Among the stitching threads that have been employed in stitchbonding operations are yarns of natural fibers (e.g., cotton, wool), fibers or filaments of fully drawn, crystalline polymers (e.g., nylon, polyester), fibers of partially molecularly oriented synthetic organic polymer; and threads of spandex, or of other elastic or elastomeric materials. Use of elastic stitching thread, with or without an accompanying non-elastic thread, is disclosed in several patents. Similar use of stitching thread that is shrinkable also has been disclosed. For example, Zafiroglu, U.S. Pat. Nos. 4,876,128, 4,773,238, 4,737,394 and 4,704,321 disclose processes for making bulky and/or stretchy stitchbonded fabrics with various contractible and conventional threads. According to the processes disclosed in these patents, the stitchbonded fabric, upon removal from the multi-needle stitching operation, is allowed or caused to shrink and gather and undergo a significant reduction in fabric area.
To date, the character and appearance of known stitchbonded fabrics has depended mainly on the particular types of stitching yarns, the patterns of stitches formed by the stitching yarns, the amount of shrinkage or contraction and other finishing steps used in the manufacture of the fabrics. These known stitchbonded fabrics have been used successfully in a wide variety of products. However, most stitchbonded fabrics typically have a monotone appearance. The value of stitchbonded fabrics could be enhanced significantly, if while retaining tactile aesthetics and other desirable characteristics, different surface patterns and styling effects could be formed in the fabric during the stitchbonding and contracting process steps.
SUMMARY OF THE INVENTION
The present invention provides an improved process for making a stitchbonded fabric. The process is of the type that includes the steps of (a) feeding a material to a stitchbonding machine; (b) threading a multi-needle bar of the stitchbonding machine with stitching threads; (c) inserting the stitching thread into the material to form spaced apart rows of interconnected stitches, (d) removing the stitched material from the stitchbonding machine; and (e) contracting the stitched material. According to the improved process of the invention, the material fed to the stitchbonding machine is provided with a readily visible pattern on its surface (referred to herein as a “first: or “original” pattern), which after the stitchbonding and contraction steps, provides the surface of the resultant stitchbonded fabric with a second surface pattern which is quite different from the original pattern. The second pattern is not merely a smaller version of the original pattern, decreased in dimensions proportionately to the contracted dimensions of the feed material; it is a different pattern. Typically, the stitched material is contracted in length and/or width to a linear dimension that is 90% or less than the original length and/or width of the stitched material. Contractions to a length and/or width in the range of 50 to 75% of the original dimension are preferred. Also, the contraction is preferably effected during dyeing in a heated dye bath.

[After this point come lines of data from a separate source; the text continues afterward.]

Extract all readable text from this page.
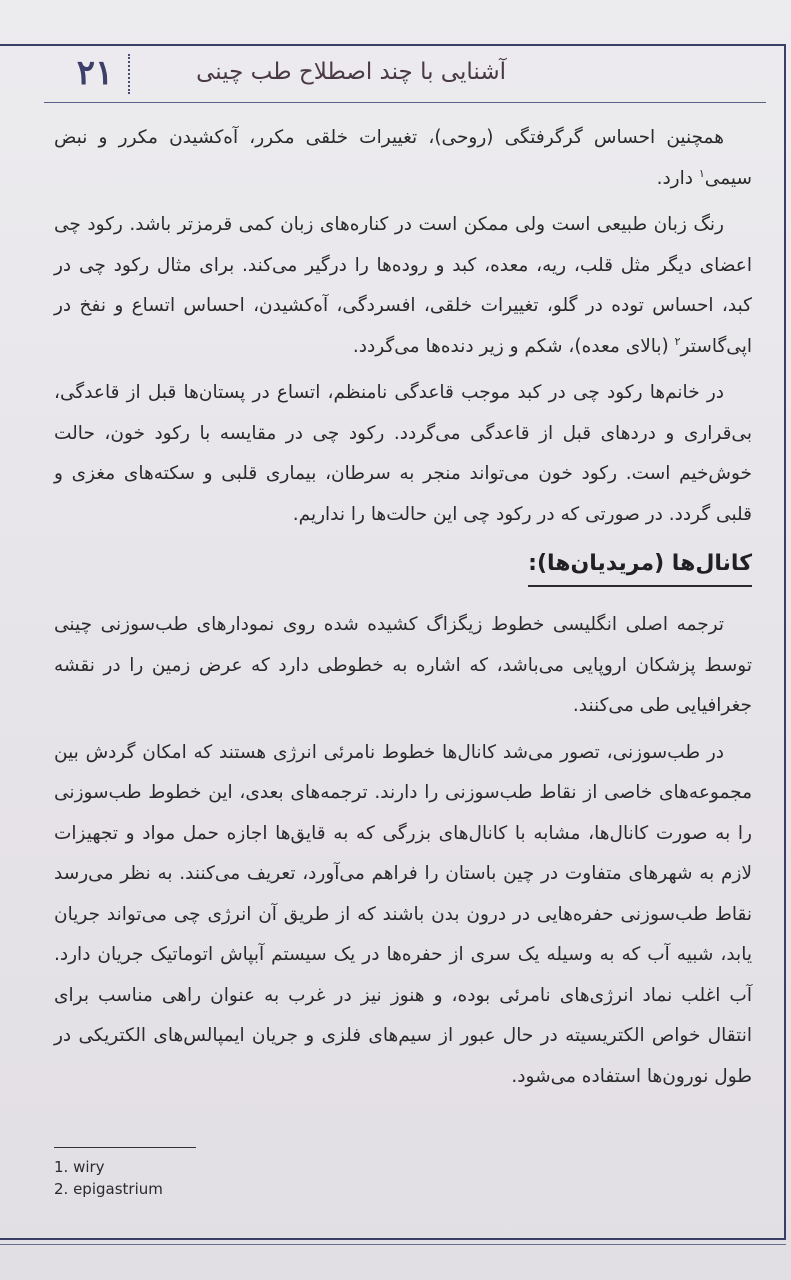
۲۱	آشنایی با چند اصطلاح طب چینی

همچنین احساس گرگرفتگی (روحی)، تغییرات خلقی مکرر، آه‌کشیدن مکرر و نبض سیمی$^۱$ دارد.

رنگ زبان طبیعی است ولی ممکن است در کناره‌های زبان کمی قرمزتر باشد. رکود چی اعضای دیگر مثل قلب، ریه، معده، کبد و روده‌ها را درگیر می‌کند. برای مثال رکود چی در کبد، احساس توده در گلو، تغییرات خلقی، افسردگی، آه‌کشیدن، احساس اتساع و نفخ در اپی‌گاستر$^۲$ (بالای معده)، شکم و زیر دنده‌ها می‌گردد.

در خانم‌ها رکود چی در کبد موجب قاعدگی نامنظم، اتساع در پستان‌ها قبل از قاعدگی، بی‌قراری و دردهای قبل از قاعدگی می‌گردد. رکود چی در مقایسه با رکود خون، حالت خوش‌خیم است. رکود خون می‌تواند منجر به سرطان، بیماری قلبی و سکته‌های مغزی و قلبی گردد. در صورتی که در رکود چی این حالت‌ها را نداریم.

کانال‌ها (مریدیان‌ها):

ترجمه اصلی انگلیسی خطوط زیگزاگ کشیده شده روی نمودارهای طب‌سوزنی چینی توسط پزشکان اروپایی می‌باشد، که اشاره به خطوطی دارد که عرض زمین را در نقشه جغرافیایی طی می‌کنند.

در طب‌سوزنی، تصور می‌شد کانال‌ها خطوط نامرئی انرژی هستند که امکان گردش بین مجموعه‌های خاصی از نقاط طب‌سوزنی را دارند. ترجمه‌های بعدی، این خطوط طب‌سوزنی را به صورت کانال‌ها، مشابه با کانال‌های بزرگی که به قایق‌ها اجازه حمل مواد و تجهیزات لازم به شهرهای متفاوت در چین باستان را فراهم می‌آورد، تعریف می‌کنند. به نظر می‌رسد نقاط طب‌سوزنی حفره‌هایی در درون بدن باشند که از طریق آن انرژی چی می‌تواند جریان یابد، شبیه آب که به وسیله یک سری از حفره‌ها در یک سیستم آبپاش اتوماتیک جریان دارد. آب اغلب نماد انرژی‌های نامرئی بوده، و هنوز نیز در غرب به عنوان راهی مناسب برای انتقال خواص الکتریسیته در حال عبور از سیم‌های فلزی و جریان ایمپالس‌های الکتریکی در طول نورون‌ها استفاده می‌شود.

1. wiry
2. epigastrium
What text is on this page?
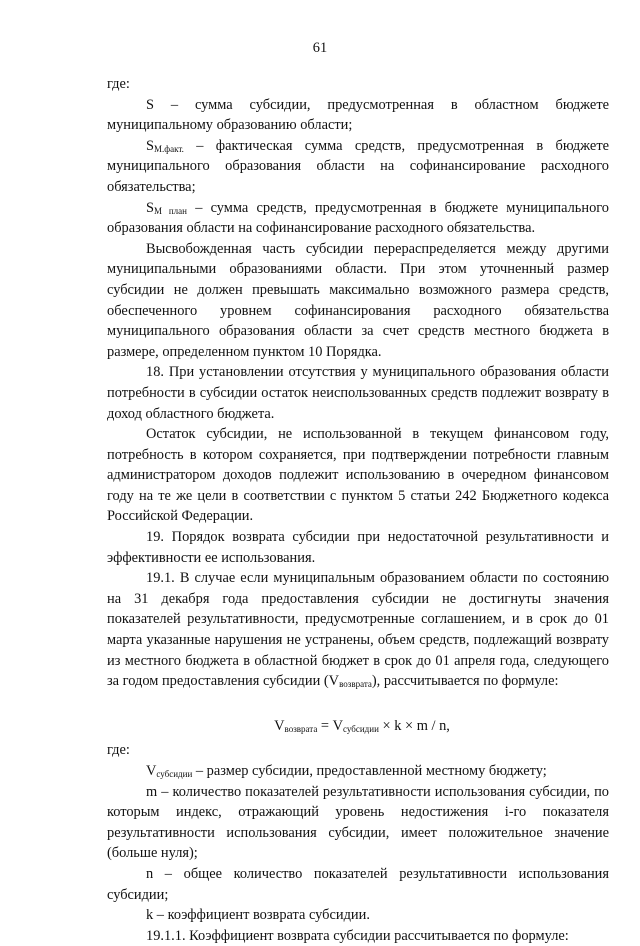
61

где:

S – сумма субсидии, предусмотренная в областном бюджете муниципальному образованию области;

$S_{М.факт.}$ – фактическая сумма средств, предусмотренная в бюджете муниципального образования области на софинансирование расходного обязательства;

$S_{М план}$ – сумма средств, предусмотренная в бюджете муниципального образования области на софинансирование расходного обязательства.

Высвобожденная часть субсидии перераспределяется между другими муниципальными образованиями области. При этом уточненный размер субсидии не должен превышать максимально возможного размера средств, обеспеченного уровнем софинансирования расходного обязательства муниципального образования области за счет средств местного бюджета в размере, определенном пунктом 10 Порядка.

18. При установлении отсутствия у муниципального образования области потребности в субсидии остаток неиспользованных средств подлежит возврату в доход областного бюджета.

Остаток субсидии, не использованной в текущем финансовом году, потребность в котором сохраняется, при подтверждении потребности главным администратором доходов подлежит использованию в очередном финансовом году на те же цели в соответствии с пунктом 5 статьи 242 Бюджетного кодекса Российской Федерации.

19. Порядок возврата субсидии при недостаточной результативности и эффективности ее использования.

19.1. В случае если муниципальным образованием области по состоянию на 31 декабря года предоставления субсидии не достигнуты значения показателей результативности, предусмотренные соглашением, и в срок до 01 марта указанные нарушения не устранены, объем средств, подлежащий возврату из местного бюджета в областной бюджет в срок до 01 апреля года, следующего за годом предоставления субсидии $(V_{возврата})$, рассчитывается по формуле:

$V_{возврата} = V_{субсидии} \times k \times m / n$,

где:

$V_{субсидии}$ – размер субсидии, предоставленной местному бюджету;

m – количество показателей результативности использования субсидии, по которым индекс, отражающий уровень недостижения i-го показателя результативности использования субсидии, имеет положительное значение (больше нуля);

n – общее количество показателей результативности использования субсидии;

k – коэффициент возврата субсидии.

19.1.1. Коэффициент возврата субсидии рассчитывается по формуле:
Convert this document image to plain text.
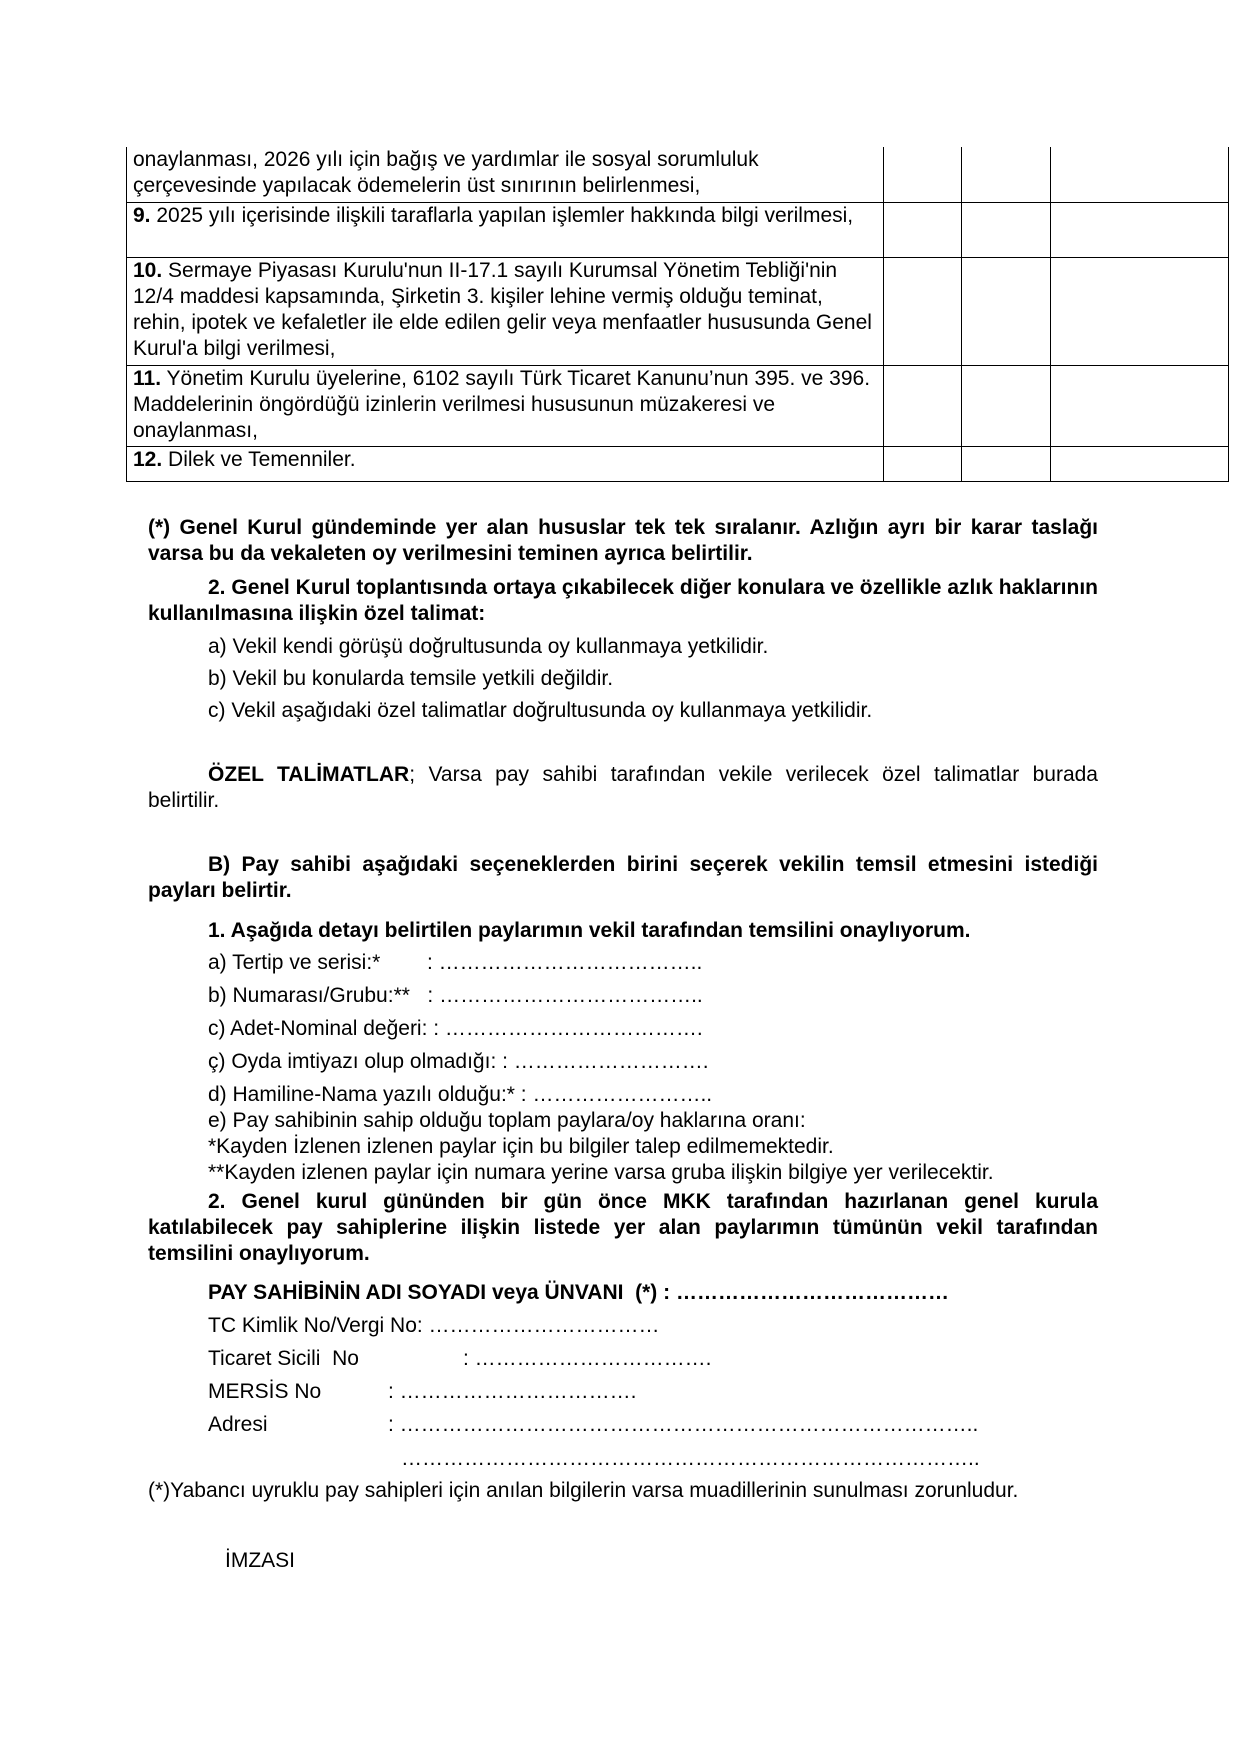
onaylanması, 2026 yılı için bağış ve yardımlar ile sosyal sorumluluk çerçevesinde yapılacak ödemelerin üst sınırının belirlenmesi,			
9. 2025 yılı içerisinde ilişkili taraflarla yapılan işlemler hakkında bilgi verilmesi,			
10. Sermaye Piyasası Kurulu'nun II-17.1 sayılı Kurumsal Yönetim Tebliği'nin 12/4 maddesi kapsamında, Şirketin 3. kişiler lehine vermiş olduğu teminat, rehin, ipotek ve kefaletler ile elde edilen gelir veya menfaatler hususunda Genel Kurul'a bilgi verilmesi,			
11. Yönetim Kurulu üyelerine, 6102 sayılı Türk Ticaret Kanunu’nun 395. ve 396. Maddelerinin öngördüğü izinlerin verilmesi hususunun müzakeresi ve onaylanması,			
12. Dilek ve Temenniler.			
(*) Genel Kurul gündeminde yer alan hususlar tek tek sıralanır. Azlığın ayrı bir karar taslağı varsa bu da vekaleten oy verilmesini teminen ayrıca belirtilir.
2. Genel Kurul toplantısında ortaya çıkabilecek diğer konulara ve özellikle azlık haklarının kullanılmasına ilişkin özel talimat:
a) Vekil kendi görüşü doğrultusunda oy kullanmaya yetkilidir.
b) Vekil bu konularda temsile yetkili değildir.
c) Vekil aşağıdaki özel talimatlar doğrultusunda oy kullanmaya yetkilidir.
ÖZEL TALİMATLAR; Varsa pay sahibi tarafından vekile verilecek özel talimatlar burada belirtilir.
B) Pay sahibi aşağıdaki seçeneklerden birini seçerek vekilin temsil etmesini istediği payları belirtir.
1. Aşağıda detayı belirtilen paylarımın vekil tarafından temsilini onaylıyorum.
a) Tertip ve serisi:*        : ………………………………..
b) Numarası/Grubu:**   : ………………………………..
c) Adet-Nominal değeri: : ……………………………….
ç) Oyda imtiyazı olup olmadığı: : ……………………….
d) Hamiline-Nama yazılı olduğu:* : ……………………..
e) Pay sahibinin sahip olduğu toplam paylara/oy haklarına oranı:
*Kayden İzlenen izlenen paylar için bu bilgiler talep edilmemektedir.
**Kayden izlenen paylar için numara yerine varsa gruba ilişkin bilgiye yer verilecektir.
2. Genel kurul gününden bir gün önce MKK tarafından hazırlanan genel kurula katılabilecek pay sahiplerine ilişkin listede yer alan paylarımın tümünün vekil tarafından temsilini onaylıyorum.
PAY SAHİBİNİN ADI SOYADI veya ÜNVANI  (*) : …………………………………
TC Kimlik No/Vergi No: ……………………………
Ticaret Sicili  No	: …………………………….
MERSİS No	: …………………………….
Adresi	: ………………………………………………………………………..
………………………………………………………………………..
(*)Yabancı uyruklu pay sahipleri için anılan bilgilerin varsa muadillerinin sunulması zorunludur.
İMZASI
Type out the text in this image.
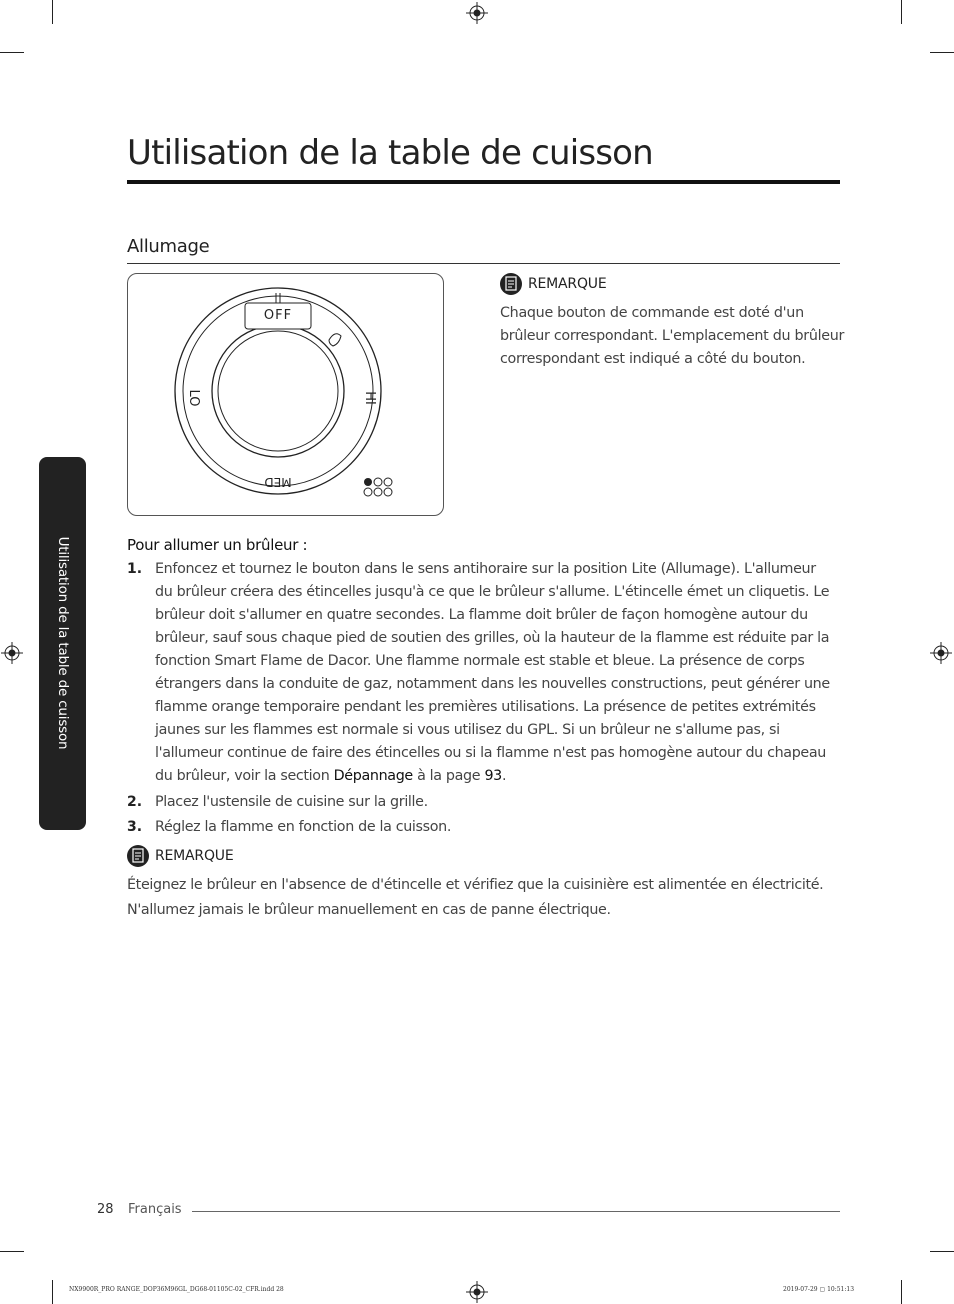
Utilisation de la table de cuisson
Allumage
OFF
LO	HI
MED
REMARQUE
Chaque bouton de commande est doté d'un brûleur correspondant. L'emplacement du brûleur correspondant est indiqué a côté du bouton.
Pour allumer un brûleur :
1. Enfoncez et tournez le bouton dans le sens antihoraire sur la position Lite (Allumage). L'allumeur du brûleur créera des étincelles jusqu'à ce que le brûleur s'allume. L'étincelle émet un cliquetis. Le brûleur doit s'allumer en quatre secondes. La flamme doit brûler de façon homogène autour du brûleur, sauf sous chaque pied de soutien des grilles, où la hauteur de la flamme est réduite par la fonction Smart Flame de Dacor. Une flamme normale est stable et bleue. La présence de corps étrangers dans la conduite de gaz, notamment dans les nouvelles constructions, peut générer une flamme orange temporaire pendant les premières utilisations. La présence de petites extrémités jaunes sur les flammes est normale si vous utilisez du GPL. Si un brûleur ne s'allume pas, si l'allumeur continue de faire des étincelles ou si la flamme n'est pas homogène autour du chapeau du brûleur, voir la section Dépannage à la page 93.
2. Placez l'ustensile de cuisine sur la grille.
3. Réglez la flamme en fonction de la cuisson.
REMARQUE
Éteignez le brûleur en l'absence de d'étincelle et vérifiez que la cuisinière est alimentée en électricité.
N'allumez jamais le brûleur manuellement en cas de panne électrique.
Utilisation de la table de cuisson
28 Français
NX9900R_PRO RANGE_DOP36M96GL_DG68-01105C-02_CFR.indd 28	2019-07-29 ▢ 10:51:13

The invention also provides a novel stitchbonded fabric. As with known stitchbonded fabrics, the fabric of the present invention comprises a material into which spaced-apart rows of interconnected stitches were inserted with contractible stitching thread and the thusly stitched material was contracted. The stitchbonded fabric of the invention is characterized by a first pattern on the surface of the feed material and a second pattern on the surface of the stitchbonded-and-contracted fabric, the second pattern being different from the first pattern. Details of the first pattern on the surface of the feed material can be determined by simple visual examination of the final stitchbonded fabric, as described hereinafter in the section headed “Test Procedures”.
DETAILED DESCRIPTION OF PREFERRED EMBODIMENTS
The following detailed description of preferred embodiments of the invention is included for purposes of illustration and is not intended to limit the scope of the invention. The scope is defined by the claims appended below.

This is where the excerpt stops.